The Fun PodSmart Summarizer is a Python-based application designed to automatically generate concise summaries of textual content. Utilizing advanced language processing techniques, this tool is ideal for digesting large volumes of text quickly and efficiently.
- API for Text Summarization: Offers a FastAPI interface to summarize text through HTTP requests.
- Advanced NLP Operations: Employs several stages of summarization and topic extraction, leveraging the LangChain library and custom utilities.
- Visualization Tools: Includes functionality to visualize similarity matrices and topic distributions.
- PDF Text Extraction: Capable of reading and cleaning text from PDF files.
- JSONL to Markdown Conversion: Converts summaries from JSONL format to markdown files.

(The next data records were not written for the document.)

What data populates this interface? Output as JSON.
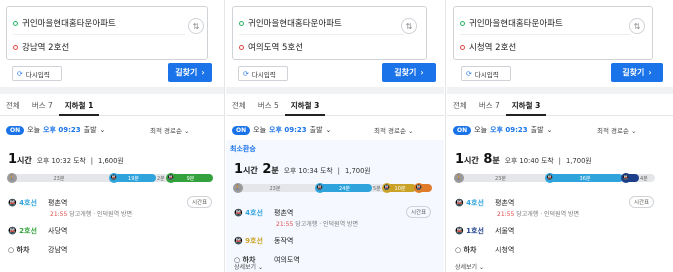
{
  "panels": [
    {
      "origin": "귀인마을현대홈타운아파트",
      "destination": "강남역 2호선",
      "reinput_label": "다시입력",
      "search_label": "길찾기",
      "tabs": [
        "전체",
        "버스 7",
        "지하철 1"
      ],
      "active_tab": 2,
      "on_label": "ON",
      "depart_prefix": "오늘",
      "depart_time": "오후 09:23",
      "depart_suffix": "출발",
      "sort_label": "최적 경로순",
      "min_transfer_label": "",
      "duration_h": "1",
      "duration_h_unit": "시간",
      "duration_m": "",
      "duration_m_unit": "",
      "arrival": "오후 10:32 도착",
      "fare": "1,600원",
      "bar": [
        {
          "type": "walk",
          "label": "23분"
        },
        {
          "type": "sub",
          "line": "4",
          "label": "19분",
          "color": "#2fa3dc"
        },
        {
          "type": "gap",
          "label": "2분"
        },
        {
          "type": "sub",
          "line": "2",
          "label": "9분",
          "color": "#33a23d"
        }
      ],
      "steps": [
        {
          "line": "4호선",
          "line_color": "#2fa3dc",
          "station": "평촌역",
          "dep_time": "21:55",
          "dep_desc": "당고개행 · 인덕원역 방면",
          "timetable": "시간표"
        },
        {
          "line": "2호선",
          "line_color": "#33a23d",
          "station": "사당역"
        },
        {
          "line": "하차",
          "line_color": "#333333",
          "station": "강남역"
        }
      ],
      "detail_label": ""
    },
    {
      "origin": "귀인마을현대홈타운아파트",
      "destination": "여의도역 5호선",
      "reinput_label": "다시입력",
      "search_label": "길찾기",
      "tabs": [
        "전체",
        "버스 5",
        "지하철 3"
      ],
      "active_tab": 2,
      "on_label": "ON",
      "depart_prefix": "오늘",
      "depart_time": "오후 09:23",
      "depart_suffix": "출발",
      "sort_label": "최적 경로순",
      "min_transfer_label": "최소환승",
      "duration_h": "1",
      "duration_h_unit": "시간",
      "duration_m": "2",
      "duration_m_unit": "분",
      "arrival": "오후 10:34 도착",
      "fare": "1,700원",
      "bar": [
        {
          "type": "walk",
          "label": "23분"
        },
        {
          "type": "sub",
          "line": "4",
          "label": "24분",
          "color": "#2fa3dc"
        },
        {
          "type": "gap",
          "label": "5분"
        },
        {
          "type": "sub",
          "line": "9",
          "label": "10분",
          "color": "#c9a227"
        },
        {
          "type": "sub",
          "line": "",
          "label": "",
          "color": "#e07b2a"
        }
      ],
      "steps": [
        {
          "line": "4호선",
          "line_color": "#2fa3dc",
          "station": "평촌역",
          "dep_time": "21:55",
          "dep_desc": "당고개행 · 인덕원역 방면",
          "timetable": "시간표"
        },
        {
          "line": "9호선",
          "line_color": "#c9a227",
          "station": "동작역"
        },
        {
          "line": "하차",
          "line_color": "#333333",
          "station": "여의도역"
        }
      ],
      "detail_label": "상세보기"
    },
    {
      "origin": "귀인마을현대홈타운아파트",
      "destination": "시청역 2호선",
      "reinput_label": "다시입력",
      "search_label": "길찾기",
      "tabs": [
        "전체",
        "버스 7",
        "지하철 3"
      ],
      "active_tab": 2,
      "on_label": "ON",
      "depart_prefix": "오늘",
      "depart_time": "오후 09:23",
      "depart_suffix": "출발",
      "sort_label": "최적 경로순",
      "min_transfer_label": "",
      "duration_h": "1",
      "duration_h_unit": "시간",
      "duration_m": "8",
      "duration_m_unit": "분",
      "arrival": "오후 10:40 도착",
      "fare": "1,700원",
      "bar": [
        {
          "type": "walk",
          "label": "23분"
        },
        {
          "type": "sub",
          "line": "4",
          "label": "36분",
          "color": "#2fa3dc"
        },
        {
          "type": "sub",
          "line": "1",
          "label": "",
          "color": "#1d3f8a"
        },
        {
          "type": "gap",
          "label": "4분"
        }
      ],
      "steps": [
        {
          "line": "4호선",
          "line_color": "#2fa3dc",
          "station": "평촌역",
          "dep_time": "21:55",
          "dep_desc": "당고개행 · 인덕원역 방면",
          "timetable": "시간표"
        },
        {
          "line": "1호선",
          "line_color": "#1d3f8a",
          "station": "서울역"
        },
        {
          "line": "하차",
          "line_color": "#333333",
          "station": "시청역"
        }
      ],
      "detail_label": "상세보기"
    }
  ],
  "icons": {
    "swap": "swap-vertical-icon",
    "refresh": "refresh-icon",
    "arrow": "arrow-right-icon",
    "walk": "walk-icon",
    "subway": "subway-icon",
    "chevron": "chevron-down-icon"
  }
}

To set up the project, follow these steps:
-
Clone the repository:
git clone https://github.com/rohanawhad/fun_podsmart_summarizer.git
-
Install the required packages:
pip install -r requirements.txt
-
Set up environment variables:
API_ACCESS_KEY
: Your custom access key for using the API.
Run the following command to start the FastAPI server:
uvicorn api:app --host 0.0.0.0 --port 8000
Send a POST request to the /summarize
endpoint with the following JSON body:
{
"text": "Your text here",
"access_key": "Your API access key"
}
The API will return a markdown-formatted summary of the provided text.
Utilize the provided plotting functions in the main.py
file to generate plots for similarity matrices and topic distributions.
- API Module (
api.py
): Handles the web server and API requests. - Main Logic (
main.py
): Contains the core functionality for text summarization and visualization. - Utilities (
src/utils.py
): Provides helper functions for text processing and data manipulation. - Encoder Service (
src/encoder_service.py
): Manages sentence embedding operations.
- Create a new branch for your feature.
- Implement your feature with corresponding unit tests.
- Submit a pull request to the main branch.
This project is licensed under the MIT License - see the LICENSE.md file for details.